Good. We can exclude voltage level as a cause. I do see a lot of voltage ripple in your scope images. Have you tried stronger decoupling?

@ah2 wrote:

 

 

;;;46       // set GPIOA pin5 to low
;;;47       IO_SET_PIN(GPIOA, MEASURE_PIN, 0);
        0x08000136:    6008        .`      STR      r0,[r1,#0]
        0x08000138:    4903        .I      LDR      r1,[pc,#12] ; [0x8000148] = 0x50000400

 

 


This probably takes just 2 CPU cycles. And initalizing the ram-variables (in __rt_entry) shouldn't take up any time as I don't see any global or static variable in your code. I suspect the internal clock is not fully stabilized yet.

 


@ah2 wrote:

One observation worth mentioning is that if I set the frequency to 48MHz in SystemInit(), both reset time (power up and IWDG reset) takes the same at around 40 μs.


Perhaps this code waits for the clock to stabilize. Does this use the PLL? Can you share this code?

Kudo posts if you have the same problem and kudo replies if the solution works.
Click "Accept as Solution" if a reply solved your problem. If no solution was posted please answer with your own.

@unsigned_char_array wrote:


Good. We can exclude voltage level as a cause. I do see a lot of voltage ripple in your scope images. Have you tried stronger decoupling?


Yes I'm trying that next.


This probably takes just 2 CPU cycles. And initalizing the ram-variables (in __rt_entry) shouldn't take up any time as I don't see any global or static variable in your code. I suspect the internal clock is not fully stabilized yet.

 


That was also our only guess but wanted to confirm, since 122μs it is quite a lot.



@ah2 wrote:

One observation worth mentioning is that if I set the frequency to 48MHz in SystemInit(), both reset time (power up and IWDG reset) takes the same at around 40 μs.

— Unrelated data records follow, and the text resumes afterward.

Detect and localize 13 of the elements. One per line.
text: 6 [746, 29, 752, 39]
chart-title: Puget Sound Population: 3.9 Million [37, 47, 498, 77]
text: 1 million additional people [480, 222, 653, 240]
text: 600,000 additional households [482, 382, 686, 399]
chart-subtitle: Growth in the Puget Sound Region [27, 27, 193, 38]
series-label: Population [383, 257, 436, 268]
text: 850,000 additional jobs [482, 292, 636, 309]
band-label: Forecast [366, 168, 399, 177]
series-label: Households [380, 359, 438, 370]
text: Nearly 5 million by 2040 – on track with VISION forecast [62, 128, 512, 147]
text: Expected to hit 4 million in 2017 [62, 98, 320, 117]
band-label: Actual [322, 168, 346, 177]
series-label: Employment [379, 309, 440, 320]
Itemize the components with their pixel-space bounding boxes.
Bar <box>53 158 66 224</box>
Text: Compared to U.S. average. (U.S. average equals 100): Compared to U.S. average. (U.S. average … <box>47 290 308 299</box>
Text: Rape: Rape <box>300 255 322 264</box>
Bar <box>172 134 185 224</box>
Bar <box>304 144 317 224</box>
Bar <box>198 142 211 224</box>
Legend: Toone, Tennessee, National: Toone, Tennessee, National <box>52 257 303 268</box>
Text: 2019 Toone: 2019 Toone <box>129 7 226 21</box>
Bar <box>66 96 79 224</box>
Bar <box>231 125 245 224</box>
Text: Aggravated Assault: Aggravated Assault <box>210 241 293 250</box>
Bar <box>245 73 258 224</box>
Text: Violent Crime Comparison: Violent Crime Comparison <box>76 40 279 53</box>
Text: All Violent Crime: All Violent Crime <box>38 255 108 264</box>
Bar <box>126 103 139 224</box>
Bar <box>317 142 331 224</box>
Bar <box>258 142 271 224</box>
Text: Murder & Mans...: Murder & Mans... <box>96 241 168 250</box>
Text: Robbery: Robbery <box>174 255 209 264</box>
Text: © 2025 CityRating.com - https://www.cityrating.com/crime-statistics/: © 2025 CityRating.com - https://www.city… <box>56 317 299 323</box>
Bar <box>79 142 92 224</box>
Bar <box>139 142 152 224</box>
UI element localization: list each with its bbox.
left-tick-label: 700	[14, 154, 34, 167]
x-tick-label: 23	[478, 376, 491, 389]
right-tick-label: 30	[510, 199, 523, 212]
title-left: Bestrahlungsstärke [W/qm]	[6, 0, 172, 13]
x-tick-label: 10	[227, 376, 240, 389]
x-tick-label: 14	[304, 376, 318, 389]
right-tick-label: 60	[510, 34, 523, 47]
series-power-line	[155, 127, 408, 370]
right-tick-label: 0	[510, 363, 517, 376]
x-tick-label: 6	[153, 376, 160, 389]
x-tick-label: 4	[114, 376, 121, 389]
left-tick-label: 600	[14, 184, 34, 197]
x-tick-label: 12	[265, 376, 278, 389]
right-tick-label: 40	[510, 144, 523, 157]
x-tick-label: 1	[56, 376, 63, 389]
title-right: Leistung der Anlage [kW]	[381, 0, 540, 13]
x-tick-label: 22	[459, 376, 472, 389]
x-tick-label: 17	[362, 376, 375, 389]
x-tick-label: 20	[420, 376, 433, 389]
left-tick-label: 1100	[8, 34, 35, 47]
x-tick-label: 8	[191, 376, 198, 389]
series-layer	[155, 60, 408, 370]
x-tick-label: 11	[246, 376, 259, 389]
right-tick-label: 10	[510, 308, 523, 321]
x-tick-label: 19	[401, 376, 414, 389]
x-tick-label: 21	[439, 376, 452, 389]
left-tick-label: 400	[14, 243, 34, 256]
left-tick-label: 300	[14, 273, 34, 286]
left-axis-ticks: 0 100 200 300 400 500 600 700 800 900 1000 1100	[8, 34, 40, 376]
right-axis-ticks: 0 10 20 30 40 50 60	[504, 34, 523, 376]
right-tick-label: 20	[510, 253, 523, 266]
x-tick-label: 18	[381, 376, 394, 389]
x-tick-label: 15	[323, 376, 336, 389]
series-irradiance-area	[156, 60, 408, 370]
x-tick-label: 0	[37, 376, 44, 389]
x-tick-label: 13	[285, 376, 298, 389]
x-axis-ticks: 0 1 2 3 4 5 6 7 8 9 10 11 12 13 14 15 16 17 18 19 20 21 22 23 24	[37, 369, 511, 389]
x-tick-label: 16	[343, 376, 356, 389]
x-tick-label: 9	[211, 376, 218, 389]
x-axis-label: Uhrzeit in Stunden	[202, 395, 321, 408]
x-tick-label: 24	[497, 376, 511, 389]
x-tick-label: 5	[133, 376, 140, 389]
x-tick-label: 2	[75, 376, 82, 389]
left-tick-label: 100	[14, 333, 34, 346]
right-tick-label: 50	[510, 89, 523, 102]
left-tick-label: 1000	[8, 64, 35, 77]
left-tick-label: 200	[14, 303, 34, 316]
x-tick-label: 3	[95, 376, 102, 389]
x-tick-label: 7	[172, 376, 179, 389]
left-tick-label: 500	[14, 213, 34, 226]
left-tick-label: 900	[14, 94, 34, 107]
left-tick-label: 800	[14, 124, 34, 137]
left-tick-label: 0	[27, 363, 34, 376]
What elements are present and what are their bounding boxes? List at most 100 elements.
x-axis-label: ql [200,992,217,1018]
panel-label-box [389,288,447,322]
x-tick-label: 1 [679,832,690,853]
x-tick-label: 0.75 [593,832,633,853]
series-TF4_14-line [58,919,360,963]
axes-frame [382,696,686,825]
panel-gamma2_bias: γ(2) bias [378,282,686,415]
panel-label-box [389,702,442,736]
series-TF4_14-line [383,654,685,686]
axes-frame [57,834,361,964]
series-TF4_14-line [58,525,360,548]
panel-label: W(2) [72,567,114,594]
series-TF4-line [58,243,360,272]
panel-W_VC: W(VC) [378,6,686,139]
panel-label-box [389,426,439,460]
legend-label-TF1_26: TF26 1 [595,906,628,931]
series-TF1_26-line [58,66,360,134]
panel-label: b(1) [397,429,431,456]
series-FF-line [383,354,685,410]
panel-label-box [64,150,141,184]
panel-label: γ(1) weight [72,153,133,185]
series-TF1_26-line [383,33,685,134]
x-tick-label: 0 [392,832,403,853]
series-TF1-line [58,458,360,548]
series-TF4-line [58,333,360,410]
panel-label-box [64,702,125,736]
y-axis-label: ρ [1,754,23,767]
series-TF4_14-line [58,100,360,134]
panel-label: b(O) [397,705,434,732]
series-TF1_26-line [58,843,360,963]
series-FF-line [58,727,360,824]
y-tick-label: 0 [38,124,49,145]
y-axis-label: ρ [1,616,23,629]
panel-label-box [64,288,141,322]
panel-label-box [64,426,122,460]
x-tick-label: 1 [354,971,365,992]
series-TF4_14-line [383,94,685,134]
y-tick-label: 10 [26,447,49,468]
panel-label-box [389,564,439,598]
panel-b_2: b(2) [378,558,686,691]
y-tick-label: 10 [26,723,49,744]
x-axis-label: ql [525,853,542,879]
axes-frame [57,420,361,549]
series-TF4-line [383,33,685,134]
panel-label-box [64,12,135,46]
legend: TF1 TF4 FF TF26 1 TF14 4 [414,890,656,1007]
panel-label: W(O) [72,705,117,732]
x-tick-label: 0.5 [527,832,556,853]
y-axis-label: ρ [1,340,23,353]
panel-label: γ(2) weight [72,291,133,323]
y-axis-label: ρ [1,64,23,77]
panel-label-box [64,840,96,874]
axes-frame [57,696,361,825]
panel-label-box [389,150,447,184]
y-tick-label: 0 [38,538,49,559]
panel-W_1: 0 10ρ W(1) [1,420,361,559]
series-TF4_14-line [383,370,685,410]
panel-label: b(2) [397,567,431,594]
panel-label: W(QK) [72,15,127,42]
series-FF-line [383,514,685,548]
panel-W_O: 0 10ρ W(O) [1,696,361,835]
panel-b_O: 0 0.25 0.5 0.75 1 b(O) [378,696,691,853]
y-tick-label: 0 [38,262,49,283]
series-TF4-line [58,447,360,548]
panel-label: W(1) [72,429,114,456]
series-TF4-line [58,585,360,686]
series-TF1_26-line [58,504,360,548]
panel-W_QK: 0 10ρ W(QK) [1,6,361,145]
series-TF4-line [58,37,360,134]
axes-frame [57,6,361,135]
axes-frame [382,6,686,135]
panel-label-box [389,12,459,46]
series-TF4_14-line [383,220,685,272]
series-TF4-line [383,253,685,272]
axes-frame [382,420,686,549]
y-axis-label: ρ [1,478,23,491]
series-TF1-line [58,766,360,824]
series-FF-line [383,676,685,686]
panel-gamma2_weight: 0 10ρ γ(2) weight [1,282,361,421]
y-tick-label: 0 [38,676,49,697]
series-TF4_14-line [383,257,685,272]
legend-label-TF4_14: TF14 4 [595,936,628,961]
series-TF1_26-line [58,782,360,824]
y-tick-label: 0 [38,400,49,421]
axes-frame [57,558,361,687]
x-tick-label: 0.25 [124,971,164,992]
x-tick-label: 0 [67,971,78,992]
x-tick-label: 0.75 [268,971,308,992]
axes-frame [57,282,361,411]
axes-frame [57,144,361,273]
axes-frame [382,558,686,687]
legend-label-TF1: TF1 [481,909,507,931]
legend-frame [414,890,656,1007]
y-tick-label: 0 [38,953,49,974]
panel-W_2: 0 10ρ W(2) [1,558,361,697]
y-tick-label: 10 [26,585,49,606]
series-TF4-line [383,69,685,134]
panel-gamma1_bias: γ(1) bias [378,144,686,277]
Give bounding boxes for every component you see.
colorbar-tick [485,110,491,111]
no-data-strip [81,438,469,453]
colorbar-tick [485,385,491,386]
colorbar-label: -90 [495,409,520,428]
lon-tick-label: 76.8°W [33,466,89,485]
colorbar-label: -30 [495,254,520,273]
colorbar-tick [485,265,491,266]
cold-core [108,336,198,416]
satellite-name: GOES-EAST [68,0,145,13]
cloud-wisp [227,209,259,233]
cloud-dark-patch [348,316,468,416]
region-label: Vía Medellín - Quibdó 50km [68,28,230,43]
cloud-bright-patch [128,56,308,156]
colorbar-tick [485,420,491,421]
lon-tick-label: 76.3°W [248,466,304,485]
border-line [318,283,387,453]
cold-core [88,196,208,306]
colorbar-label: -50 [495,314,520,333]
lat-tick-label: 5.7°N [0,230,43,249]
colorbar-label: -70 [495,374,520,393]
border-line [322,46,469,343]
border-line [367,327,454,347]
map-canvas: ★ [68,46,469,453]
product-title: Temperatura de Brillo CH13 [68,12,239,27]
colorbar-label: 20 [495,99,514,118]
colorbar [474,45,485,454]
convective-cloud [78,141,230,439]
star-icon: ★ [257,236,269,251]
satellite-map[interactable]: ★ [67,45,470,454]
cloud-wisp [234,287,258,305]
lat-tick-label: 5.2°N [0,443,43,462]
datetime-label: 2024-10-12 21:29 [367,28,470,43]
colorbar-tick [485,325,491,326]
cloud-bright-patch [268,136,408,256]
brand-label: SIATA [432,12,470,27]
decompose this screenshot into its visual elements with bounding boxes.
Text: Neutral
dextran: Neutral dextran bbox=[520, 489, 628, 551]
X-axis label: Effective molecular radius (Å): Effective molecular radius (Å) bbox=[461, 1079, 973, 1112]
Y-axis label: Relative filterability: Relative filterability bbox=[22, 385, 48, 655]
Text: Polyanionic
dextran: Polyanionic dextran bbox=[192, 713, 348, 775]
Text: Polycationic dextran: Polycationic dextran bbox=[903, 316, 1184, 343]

Perhaps this code waits for the clock to stabilize. Does this use the PLL? Can you share this code?


I have been checking it, in case I missed it but I think STM32C011F4 does not have PLL, does it?

The code is simply the same as shared in the original post but adding the following code in the SystemInit()

 

#define RCC_CR_HSIDIV_Pos            (11U)
#define RCC_CR_HSIDIV_Msk            (0x7UL << RCC_CR_HSIDIV_Pos)
#define RCC_CR_HSIDIV_FCT_1          (0b000 << RCC_CR_HSIDIV_Pos)
#define RCC_CR_HSIDIV_FCT_HIGH        RCC_CR_HSIDIV_FCT_1
void SystemInit(void)
{
  // Setting HSIDIV to 1 so 48 MHz
  RCC->CR = (((RCC->CR) & (~(RCC_CR_HSIDIV_Msk))) | (RCC_CR_HSIDIV_FCT_HIGH));

  // enable GPIOA clock
  RCC->IOPENR |= RCC_IOPENR_GPIOAEN;
...
...
...

 

 

 

> And initalizing the ram-variables (in __rt_entry) shouldn't take up any time as I don't see any global or static variable in your code. I suspect the internal clock is not fully stabilized yet.

0x400 bytes starting at 0x20000020 are set to zero - there are 256 word writes.

If the loop takes 6 cycles to execute, which IMO it can, that's around 130us at 12MHz clock.